そしてその家ときたら、緩やかな山の斜面に建っているログハウスで、何とも素敵です。
家全体が森に囲まれていて、南には子どもたちがミニサッカーができるほど広い庭が広がっています。
そのまま森につながっている裏庭にはポンとひとっとびで越えられるくらいの幅のきれいな小川が流れていて、澄み切った水の中に小さな魚が泳いでいます。夕方になるとたくさんの蛍が飛びかいます。
周りは美しい牧場や森、花々で飾られた家々、澄み切った空気と静けさ・・・
ふとシューマンの「森の情景」の美しい1節がうかびます。
多くのロマン派の作曲家たちが、そして印象派の画家たちもまた好んで描いた、「美しい森の情景」がそこにはありました。
(そしてあえて言うなら、もう半世紀以上前ですが!私の子供時代は埼玉にも東京にも、少し木々の種類は違いますが、このような森や林がそこいらじゅうにあって、誰でも散歩したり遊んだりできたものです。子供時代はよく暗くなるまでそのような森に遊んで過ごしました。)
久しぶりに木々の香りに包まれ私は、いつかこんな環境の中に生徒たちも連れてきてあげられたら・・・そしてレッスンができたら・・・と夢が膨らみました。
それから数年後、我が家の男と女の双子が中学1年生になりました。
男の子はピアノを、女の子はチェロをやっており、私の仕事柄、彼らと私の生徒たちが発表会や勉強会などで共に過ごすうちに大の仲良しになっていました。

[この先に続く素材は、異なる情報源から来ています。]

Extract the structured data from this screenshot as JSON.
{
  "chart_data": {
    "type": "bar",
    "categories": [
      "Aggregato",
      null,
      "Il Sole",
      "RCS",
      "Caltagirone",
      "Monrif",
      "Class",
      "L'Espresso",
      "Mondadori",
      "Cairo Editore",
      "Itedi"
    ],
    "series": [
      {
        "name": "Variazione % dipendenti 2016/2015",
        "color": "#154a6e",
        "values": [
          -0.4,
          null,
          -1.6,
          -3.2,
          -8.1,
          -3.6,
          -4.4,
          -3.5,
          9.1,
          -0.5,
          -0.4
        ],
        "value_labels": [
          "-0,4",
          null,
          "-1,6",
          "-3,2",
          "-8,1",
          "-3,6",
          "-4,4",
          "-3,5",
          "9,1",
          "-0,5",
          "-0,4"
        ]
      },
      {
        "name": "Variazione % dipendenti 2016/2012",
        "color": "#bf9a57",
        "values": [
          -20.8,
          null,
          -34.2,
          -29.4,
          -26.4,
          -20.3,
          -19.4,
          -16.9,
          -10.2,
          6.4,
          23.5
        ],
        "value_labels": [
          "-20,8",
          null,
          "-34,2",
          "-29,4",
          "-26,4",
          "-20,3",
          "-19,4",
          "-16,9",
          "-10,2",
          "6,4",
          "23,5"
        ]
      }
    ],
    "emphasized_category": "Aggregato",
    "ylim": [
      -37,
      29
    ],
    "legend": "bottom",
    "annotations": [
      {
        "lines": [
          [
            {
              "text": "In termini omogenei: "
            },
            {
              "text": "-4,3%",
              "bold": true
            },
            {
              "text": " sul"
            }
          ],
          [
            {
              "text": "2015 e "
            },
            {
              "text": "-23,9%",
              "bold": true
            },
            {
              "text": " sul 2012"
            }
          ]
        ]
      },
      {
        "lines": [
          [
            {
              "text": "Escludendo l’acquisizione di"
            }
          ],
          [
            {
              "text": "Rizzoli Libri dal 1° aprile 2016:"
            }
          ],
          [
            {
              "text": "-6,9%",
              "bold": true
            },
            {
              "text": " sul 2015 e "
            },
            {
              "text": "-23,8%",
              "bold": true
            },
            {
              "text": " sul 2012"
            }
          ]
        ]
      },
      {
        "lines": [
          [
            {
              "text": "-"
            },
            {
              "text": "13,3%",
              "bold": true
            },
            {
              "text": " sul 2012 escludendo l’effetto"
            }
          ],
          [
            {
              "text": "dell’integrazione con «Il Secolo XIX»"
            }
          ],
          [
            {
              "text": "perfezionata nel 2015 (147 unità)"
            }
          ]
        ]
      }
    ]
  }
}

そんな流れの中で、「よし、来年はうちの子供だけでなく、生徒のみんなも連れて行ってあげよう。」「ピアノの勉強だけでなく、ヨーロッパの文化に直接触れて、色々な刺激を受けてほしい。また向こうの人と交流を図る中で言葉を勉強することの大切さにも気付いてほしい・・・」などと考えるようになりました。
いよいよ私の夢が実現に向けて大きくなっていったのでした。
そして2001年の7月末、
わが子も含めた11人ほどの生徒たちの姿が、ヴォルフラッツハウゼンの森の中のログハウスにありました。